The opinion of the court was delivered by: O'hern, J.
On certification to the Superior Court, Appellate Division.
This appeal concerns the right of an attorney during summation to suggest to a jury an aggregate sum or "bottom-line" figure to award for a claim of unliquidated economic damages. Specifically, the question is whether it was proper in this wrongful death action for the attorney for a decedent's surviving spouse and children to argue to the jury that the family had suffered a loss of approximately $2 million, of which $1.5 million represented income anticipated to be earned over the remaining years of the interrupted life of their husband and father. We hold that it was not improper for the attorney to sum up for the jury the total of the year-by-year economic losses established by competent expert testimony. This Conclusion and other intervening circumstances occasioned us to reconsider the doctrine of Tenore v. Nu Car Carriers, Inc., 67 N.J. 466 (1975). That decision sanctioned the use of expert opinion evidence to establish the effect of inflation on future wage losses in a wrongful death action, but prohibited the expert from testifying about the aggregate damages for two reasons. Id. at 482. First, the Court found that the expert's tables reflecting aggregate damages assumed findings of fact outside of the expert's scope of expertise. Ibid. Second, the Court found that the "[expert's] projection of a gross figure . . . tends to exert an undue psychological impact leading to the danger of its uncritical acceptance by the jury in the place of its own function in evaluating the proofs." Id. at 482-83. Following oral argument, we requested that the parties brief the issue of whether Tenore should be revisited.

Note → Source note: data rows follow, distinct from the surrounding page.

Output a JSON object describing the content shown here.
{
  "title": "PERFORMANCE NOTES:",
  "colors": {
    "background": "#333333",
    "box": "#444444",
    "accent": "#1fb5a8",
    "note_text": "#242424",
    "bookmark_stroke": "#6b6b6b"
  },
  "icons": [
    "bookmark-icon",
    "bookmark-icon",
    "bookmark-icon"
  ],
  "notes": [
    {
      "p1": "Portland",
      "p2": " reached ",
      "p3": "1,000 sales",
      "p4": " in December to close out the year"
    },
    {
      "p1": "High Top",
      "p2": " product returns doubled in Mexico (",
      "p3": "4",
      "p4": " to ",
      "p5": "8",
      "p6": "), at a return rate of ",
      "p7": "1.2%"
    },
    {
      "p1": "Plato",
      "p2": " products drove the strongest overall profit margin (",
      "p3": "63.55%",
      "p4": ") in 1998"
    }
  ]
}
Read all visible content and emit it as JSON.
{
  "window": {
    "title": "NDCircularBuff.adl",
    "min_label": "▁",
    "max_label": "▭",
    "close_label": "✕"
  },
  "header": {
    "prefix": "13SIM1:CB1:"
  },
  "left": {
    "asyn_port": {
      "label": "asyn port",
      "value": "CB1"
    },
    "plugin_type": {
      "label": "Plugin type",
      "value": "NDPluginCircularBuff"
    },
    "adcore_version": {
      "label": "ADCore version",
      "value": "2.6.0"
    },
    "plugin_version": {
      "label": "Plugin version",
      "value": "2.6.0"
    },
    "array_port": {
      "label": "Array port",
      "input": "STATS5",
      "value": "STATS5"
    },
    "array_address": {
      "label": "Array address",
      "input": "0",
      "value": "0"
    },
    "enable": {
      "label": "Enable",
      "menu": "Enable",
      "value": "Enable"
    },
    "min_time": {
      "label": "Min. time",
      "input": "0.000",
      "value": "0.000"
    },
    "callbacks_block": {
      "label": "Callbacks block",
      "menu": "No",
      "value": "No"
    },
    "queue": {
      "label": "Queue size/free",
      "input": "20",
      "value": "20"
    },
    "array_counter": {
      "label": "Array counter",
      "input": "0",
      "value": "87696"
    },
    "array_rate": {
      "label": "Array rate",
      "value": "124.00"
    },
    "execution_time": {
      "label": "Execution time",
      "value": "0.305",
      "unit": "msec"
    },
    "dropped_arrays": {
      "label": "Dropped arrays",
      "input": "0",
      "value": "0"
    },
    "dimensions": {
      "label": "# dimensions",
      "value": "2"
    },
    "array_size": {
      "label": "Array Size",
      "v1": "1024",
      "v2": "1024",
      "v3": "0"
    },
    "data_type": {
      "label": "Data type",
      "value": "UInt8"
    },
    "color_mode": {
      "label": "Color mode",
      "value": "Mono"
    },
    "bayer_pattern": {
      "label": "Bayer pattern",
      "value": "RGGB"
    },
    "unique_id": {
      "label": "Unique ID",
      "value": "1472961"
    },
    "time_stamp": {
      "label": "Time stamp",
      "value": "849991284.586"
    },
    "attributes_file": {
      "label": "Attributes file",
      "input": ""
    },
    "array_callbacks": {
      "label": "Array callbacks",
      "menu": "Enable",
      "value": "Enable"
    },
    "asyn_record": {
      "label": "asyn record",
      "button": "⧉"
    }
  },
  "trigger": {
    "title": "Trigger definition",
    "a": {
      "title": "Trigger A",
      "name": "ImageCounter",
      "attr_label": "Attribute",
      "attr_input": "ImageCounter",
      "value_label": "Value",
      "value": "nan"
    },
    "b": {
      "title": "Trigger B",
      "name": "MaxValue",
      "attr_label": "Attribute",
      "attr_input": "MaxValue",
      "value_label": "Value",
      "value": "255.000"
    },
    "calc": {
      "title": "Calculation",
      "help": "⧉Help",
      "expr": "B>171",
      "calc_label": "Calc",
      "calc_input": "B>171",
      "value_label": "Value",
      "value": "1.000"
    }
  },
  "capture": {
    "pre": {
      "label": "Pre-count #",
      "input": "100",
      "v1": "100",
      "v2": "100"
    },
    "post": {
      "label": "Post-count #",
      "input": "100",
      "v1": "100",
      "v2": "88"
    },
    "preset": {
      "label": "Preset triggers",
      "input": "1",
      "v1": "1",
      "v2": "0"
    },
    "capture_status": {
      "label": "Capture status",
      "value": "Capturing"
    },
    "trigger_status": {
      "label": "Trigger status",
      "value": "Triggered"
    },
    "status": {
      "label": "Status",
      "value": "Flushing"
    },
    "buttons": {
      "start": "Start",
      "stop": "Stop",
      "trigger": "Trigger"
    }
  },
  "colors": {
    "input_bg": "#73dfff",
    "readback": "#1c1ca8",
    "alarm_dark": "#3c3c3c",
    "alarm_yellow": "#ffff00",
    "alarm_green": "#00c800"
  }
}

Given the current rules governing the admission into evidence of expert testimony, the increased role of jurors in marshaling evidence prior to deliberations, see Rule 1:8-8(b) (allowing jurors to take notes during trial with Judge's discretion), and the greater sophistication of current jurors, we are satisfied that it is appropriate to permit properly qualified experts to testify to the aggregate sums of their calculations. Courts should preface that testimony with cautionary instructions. A court should tell the jury that it is about to hear expert opinion testimony concerning the economic losses claimed in the case and that any aggregate figures offered by the expert are necessarily based on the reliability of the assumptions that the expert may have made as to future economic trends. Subject to a better formulation by our Model Civil Jury Charge Committee, the following reflects a possible jury instruction:
"In this phase of the case you are about to hear expert opinion testimony on certain of the economic claims made. You will be the ultimate Judges of the reliability of the witness' projections of future economic losses. Any net figures offered by the expert are necessarily based on the reliability of each of the assumptions that the expert has made concerning the future trends that the expert regards as probable."

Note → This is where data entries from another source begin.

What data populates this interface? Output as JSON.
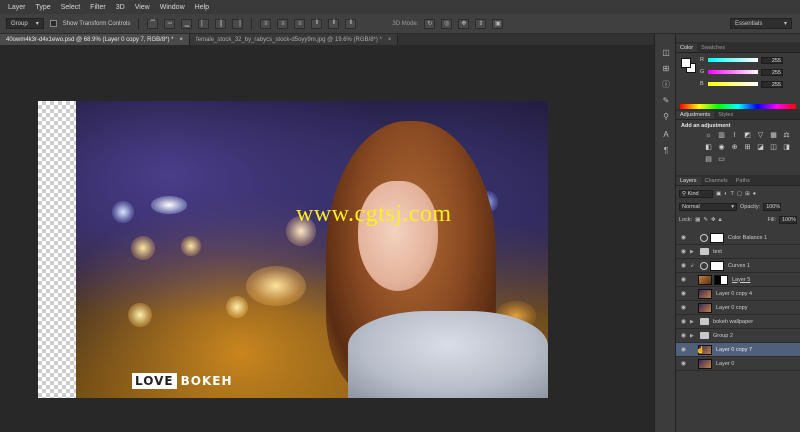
{
  "menu": [
    "Layer",
    "Type",
    "Select",
    "Filter",
    "3D",
    "View",
    "Window",
    "Help"
  ],
  "options": {
    "auto_select_value": "Group",
    "transform_label": "Show Transform Controls",
    "mode_label": "3D Mode:",
    "workspace": "Essentials"
  },
  "tabs": [
    {
      "label": "40owm4k3r-d4x1ewo.psd @ 68.9% (Layer 0 copy 7, RGB/8*) *",
      "state": "active"
    },
    {
      "label": "female_stock_32_by_rabycs_stock-d5oyy9m.jpg @ 19.6% (RGB/8*) *",
      "state": "inactive"
    }
  ],
  "canvas": {
    "watermark": "www.cgtsj.com",
    "logo_box": "LOVE",
    "logo_text": "BOKEH"
  },
  "color_panel": {
    "tabs": [
      "Color",
      "Swatches"
    ],
    "r_label": "R",
    "r_value": "255",
    "g_label": "G",
    "g_value": "255",
    "b_label": "B",
    "b_value": "255"
  },
  "adjustments_panel": {
    "tabs": [
      "Adjustments",
      "Styles"
    ],
    "title": "Add an adjustment"
  },
  "layers_panel": {
    "tabs": [
      "Layers",
      "Channels",
      "Paths"
    ],
    "kind": "Kind",
    "blend_mode": "Normal",
    "opacity_label": "Opacity:",
    "opacity_value": "100%",
    "lock_label": "Lock:",
    "fill_label": "Fill:",
    "fill_value": "100%",
    "layers": [
      {
        "name": "Color Balance 1",
        "kind": "adjustment"
      },
      {
        "name": "text",
        "kind": "folder"
      },
      {
        "name": "Curves 1",
        "kind": "adjustment"
      },
      {
        "name": "Layer 5",
        "kind": "masked"
      },
      {
        "name": "Layer 0 copy 4",
        "kind": "pixel"
      },
      {
        "name": "Layer 0 copy",
        "kind": "pixel"
      },
      {
        "name": "bokeh wallpaper",
        "kind": "folder"
      },
      {
        "name": "Group 2",
        "kind": "folder"
      },
      {
        "name": "Layer 0 copy 7",
        "kind": "pixel",
        "selected": true
      },
      {
        "name": "Layer 0",
        "kind": "pixel"
      }
    ]
  },
  "colors": {
    "selection": "#51607a",
    "watermark": "#ffef1a"
  }
}
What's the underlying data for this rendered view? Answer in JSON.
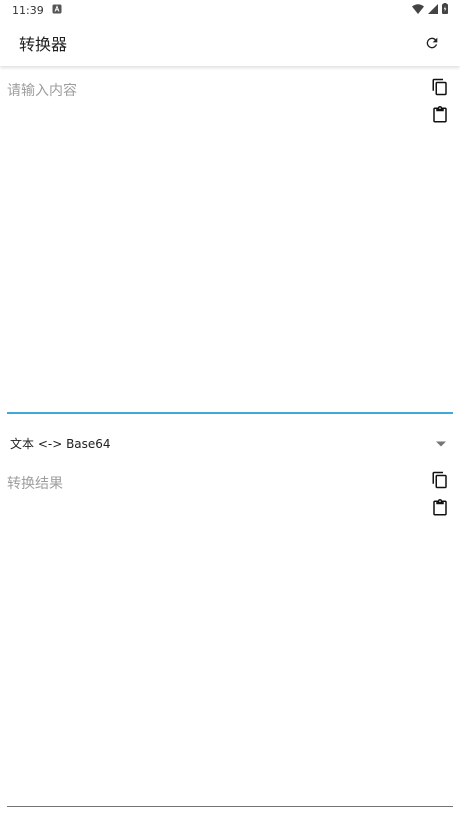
{
  "status_bar": {
    "time": "11:39"
  },
  "app_bar": {
    "title": "转换器"
  },
  "input": {
    "placeholder": "请输入内容"
  },
  "converter": {
    "selected_option": "文本 <-> Base64"
  },
  "output": {
    "placeholder": "转换结果"
  },
  "colors": {
    "accent": "#3fa9d8",
    "placeholder": "#9e9e9e",
    "divider": "#757575"
  }
}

"In evaluating the reliability of the projections, you will be aided by the cross-examination of the attorneys and by any evidence presented by the opposing parties. At this stage of the case, you should keep an open mind regarding the reliability of these figures and not give uncritical acceptance to any aggregate sums that you will hear. I repeat, it will be your responsibility and your responsibility alone to determine at the close of the case the amount of economic losses suffered by the claimant."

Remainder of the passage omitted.